For English speakers, please find lower the interview in its original version.


I Kill Giants & Immortal Sergeant

Vous avez réalisé deux projets avec Joe Kelly, qui sont des projets très personnels pour lui. Qu’est-ce qui vous séduit dans son écriture ?

Ken Niimura : J’aime sa capacité à transposer ses expériences personnelles dans des histoires fictives, son honnêteté, son humour, le fait qu’il n’ait pas peur de se montrer vulnérable… Son écriture est inspirante et sans compromis, et c’est un vrai bonheur pour un artiste de pouvoir travailler avec un matériau aussi bon.

Comment travaillez-vous avec Joe ? Vous laisse-t-il une grande liberté ou est-il plutôt directif ? Participez-vous également à l’écriture de l’histoire ? A-t-il des idées graphiques ?

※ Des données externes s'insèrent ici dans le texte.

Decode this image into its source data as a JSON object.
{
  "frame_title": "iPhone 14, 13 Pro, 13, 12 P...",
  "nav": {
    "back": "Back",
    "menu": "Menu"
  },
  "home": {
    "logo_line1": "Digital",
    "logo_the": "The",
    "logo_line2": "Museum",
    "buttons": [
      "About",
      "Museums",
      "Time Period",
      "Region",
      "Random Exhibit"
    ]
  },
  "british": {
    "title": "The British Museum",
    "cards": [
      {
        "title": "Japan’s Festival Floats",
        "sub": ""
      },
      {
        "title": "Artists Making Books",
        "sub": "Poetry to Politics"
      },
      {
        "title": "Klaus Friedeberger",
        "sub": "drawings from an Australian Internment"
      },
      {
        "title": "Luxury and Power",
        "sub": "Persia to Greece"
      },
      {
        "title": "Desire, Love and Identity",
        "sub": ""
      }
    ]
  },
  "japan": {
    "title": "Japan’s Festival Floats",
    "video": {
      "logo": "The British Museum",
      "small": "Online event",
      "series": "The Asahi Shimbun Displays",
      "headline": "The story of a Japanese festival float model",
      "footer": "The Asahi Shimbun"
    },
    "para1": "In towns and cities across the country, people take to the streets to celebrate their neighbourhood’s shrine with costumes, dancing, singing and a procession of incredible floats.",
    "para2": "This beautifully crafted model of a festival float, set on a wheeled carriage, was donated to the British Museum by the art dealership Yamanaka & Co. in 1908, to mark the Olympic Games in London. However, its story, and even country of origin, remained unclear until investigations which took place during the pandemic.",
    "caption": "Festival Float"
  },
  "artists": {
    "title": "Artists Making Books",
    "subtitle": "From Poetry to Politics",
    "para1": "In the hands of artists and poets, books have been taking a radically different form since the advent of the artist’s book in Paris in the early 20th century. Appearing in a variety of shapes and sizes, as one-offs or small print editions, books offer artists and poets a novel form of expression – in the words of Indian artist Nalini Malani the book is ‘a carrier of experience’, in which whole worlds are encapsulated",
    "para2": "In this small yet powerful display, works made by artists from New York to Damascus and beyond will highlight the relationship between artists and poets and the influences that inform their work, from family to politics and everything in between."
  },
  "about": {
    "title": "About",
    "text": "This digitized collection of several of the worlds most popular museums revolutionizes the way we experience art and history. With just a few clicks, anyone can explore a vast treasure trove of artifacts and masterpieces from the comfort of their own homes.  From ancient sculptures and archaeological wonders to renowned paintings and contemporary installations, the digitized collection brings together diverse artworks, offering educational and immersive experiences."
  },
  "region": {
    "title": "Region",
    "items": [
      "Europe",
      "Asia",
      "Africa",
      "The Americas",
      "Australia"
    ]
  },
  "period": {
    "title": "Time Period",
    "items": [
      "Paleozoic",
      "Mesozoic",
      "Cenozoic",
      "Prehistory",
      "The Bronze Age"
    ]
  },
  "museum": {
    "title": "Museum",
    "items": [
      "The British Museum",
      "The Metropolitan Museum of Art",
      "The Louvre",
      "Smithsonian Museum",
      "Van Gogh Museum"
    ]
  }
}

Ken Niimura : Cela fait déjà 15 ans que nous travaillons ensemble, donc notre relation de travail a évolué au fil des années, mais elle est basée sur les mêmes idées : chercher ce qui est le mieux pour l’histoire, et y être fidèle. Les scénarios de Joe sont très précis dans les scènes où il a une idée très définie de ce qu’elles doivent être (la forme d’un objet, l’endroit où se tiennent les personnages, une métaphore graphique…), et plus ouverts dans les autres. Globalement, nous sommes arrivés à un point où tout est à discuter, donc nous faisons beaucoup d’allers-retours jusqu’à ce que nous soyons tous les deux satisfaits. En ce sens, le travail a changé depuis « I Kill Giants », où le scénario existait depuis un certain temps et avait déjà fait l’objet de nombreuses réécritures et où j’avais moins d’expérience dans la réalisation de bandes dessinées, et « Immortal Sergeant », où nous avons travaillé avec la première version du scénario et, compte tenu de mon expérience dans le domaine des bandes dessinées, j’ai participé à la phase de storyboarding en quelque sorte en tant qu’éditeur, en donnant des suggestions et en ajoutant de nouvelles scènes à certains endroits.

I Kill Giants

Il vous a fallu plusieurs années pour terminer Immortal Sergeant. La phase préparatoire (recherche de designs, décors….) a-t-elle été longue ? Est-ce une partie du processus créatif que vous appréciez particulièrement ?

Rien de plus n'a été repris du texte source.